According to Knight Frank Research, 1.07 million sq ft of office space was transacted in Q4 FY13.
New Delhi: Office space leasing fell by 25 percent during 2012-13 fiscal at 5.8 million sq ft due to uncertainties in the global economy and slowdown in IT/ITeS sector, global property consultant Knight Frank said on Tuesday.
"The NCR office market showed steady absorption levels in H1 FY13 followed by a dip in H2 FY13. The city's office market clocked absorption of approximately 5.8 million sq ft during FY13, falling short by 25 percent compared to FY12," Knight Frank said in a report.
The consultant noted that impending uncertainties over the global economic scenario have lent a cautious outlook to the market and office space demand has been restrained in FY13 compared to FY12 in most major cities of the country, NCR being no exception.
"While the NCR market has a well-diversified office occupier base, the IT/ITeS sector contributes to about 42 percent of the total office demand. Hence, a slowdown in the IT/ITeS industry has adversely impacted demand," the report said.
According to Knight Frank Research, 1.07 million sq ft of office space was transacted in Q4 FY13, thus showing a fall of 11 percent compared to the same quarter last year.
American Express, Fiserv, Jacob?s, HCL, Micromax and Google were the top space occupiers in Q4 FY13 and accounted for approximately 75 percent of office absorption.
In Q4 FY13, about 89 percent of the total office space transacted in the NCR was taken up in Gurgaon and Noida, the report added.
On the outlook, Knight Frank said that corporate leasing activity is expected to remain muted in the coming quarters.
"Majority of the office space demand is expected to come from relocation and consolidation as companies are deferring there expansion plans.
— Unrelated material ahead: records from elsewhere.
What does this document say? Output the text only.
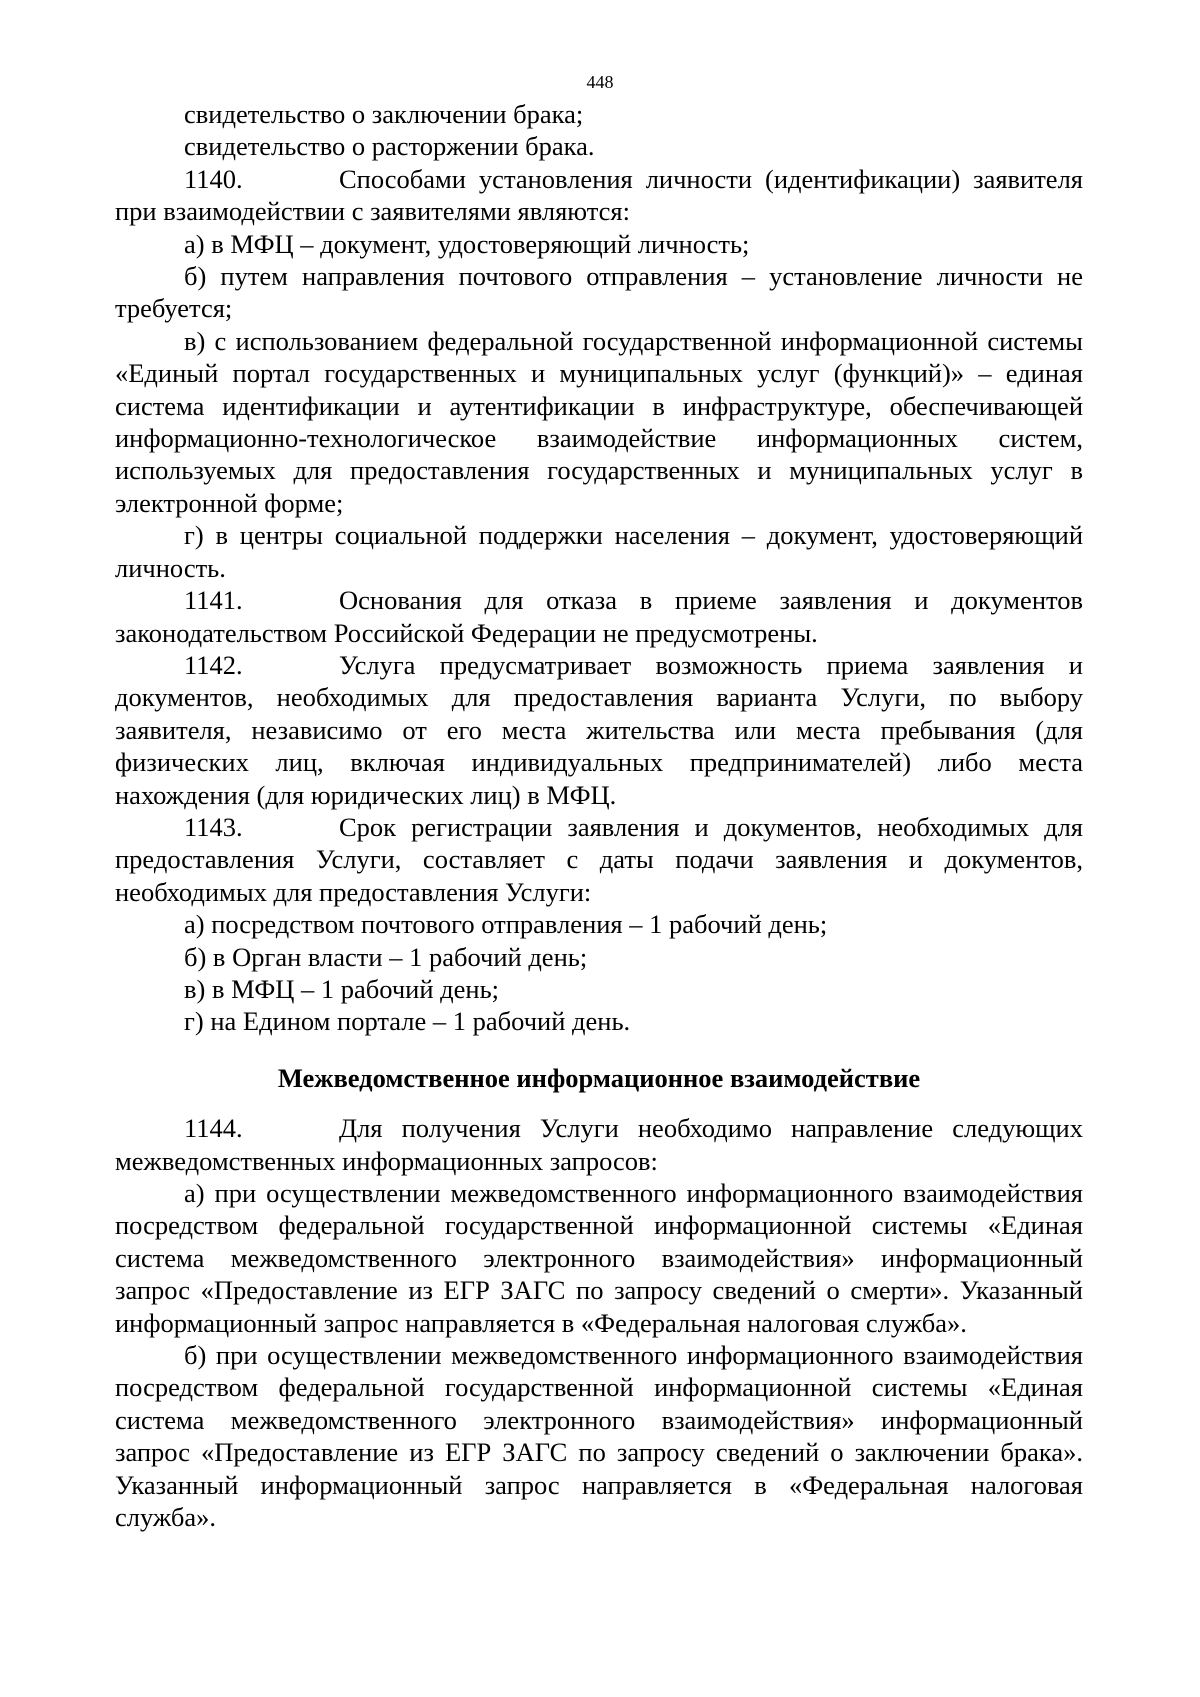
448

свидетельство о заключении брака;

свидетельство о расторжении брака.

1140.	Способами установления личности (идентификации) заявителя при взаимодействии с заявителями являются:

а) в МФЦ – документ, удостоверяющий личность;

б) путем направления почтового отправления – установление личности не требуется;

в) с использованием федеральной государственной информационной системы «Единый портал государственных и муниципальных услуг (функций)» – единая система идентификации и аутентификации в инфраструктуре, обеспечивающей информационно-технологическое взаимодействие информационных систем, используемых для предоставления государственных и муниципальных услуг в электронной форме;

г) в центры социальной поддержки населения – документ, удостоверяющий личность.

1141.	Основания для отказа в приеме заявления и документов законодательством Российской Федерации не предусмотрены.

1142.	Услуга предусматривает возможность приема заявления и документов, необходимых для предоставления варианта Услуги, по выбору заявителя, независимо от его места жительства или места пребывания (для физических лиц, включая индивидуальных предпринимателей) либо места нахождения (для юридических лиц) в МФЦ.

1143.	Срок регистрации заявления и документов, необходимых для предоставления Услуги, составляет с даты подачи заявления и документов, необходимых для предоставления Услуги:

а) посредством почтового отправления – 1 рабочий день;

б) в Орган власти – 1 рабочий день;

в) в МФЦ – 1 рабочий день;

г) на Едином портале – 1 рабочий день.

Межведомственное информационное взаимодействие

1144.	Для получения Услуги необходимо направление следующих межведомственных информационных запросов:

а) при осуществлении межведомственного информационного взаимодействия посредством федеральной государственной информационной системы «Единая система межведомственного электронного взаимодействия» информационный запрос «Предоставление из ЕГР ЗАГС по запросу сведений о смерти». Указанный информационный запрос направляется в «Федеральная налоговая служба».

б) при осуществлении межведомственного информационного взаимодействия посредством федеральной государственной информационной системы «Единая система межведомственного электронного взаимодействия» информационный запрос «Предоставление из ЕГР ЗАГС по запросу сведений о заключении брака». Указанный информационный запрос направляется в «Федеральная налоговая служба».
IT/ITeS giants are concentrating on their existing real estate portfolio and working towards improving the current space efficiencies," the report said.
The office space supply is expected to be constrained as there are delays in the execution of commercial projects in the peripheral business districts of Noida and Gurgaon, leading to limited options for tenants.
Consequently, the consultant sees rental appreciation in the coming quarters in certain established micro-markets within Noida and Gurgaon.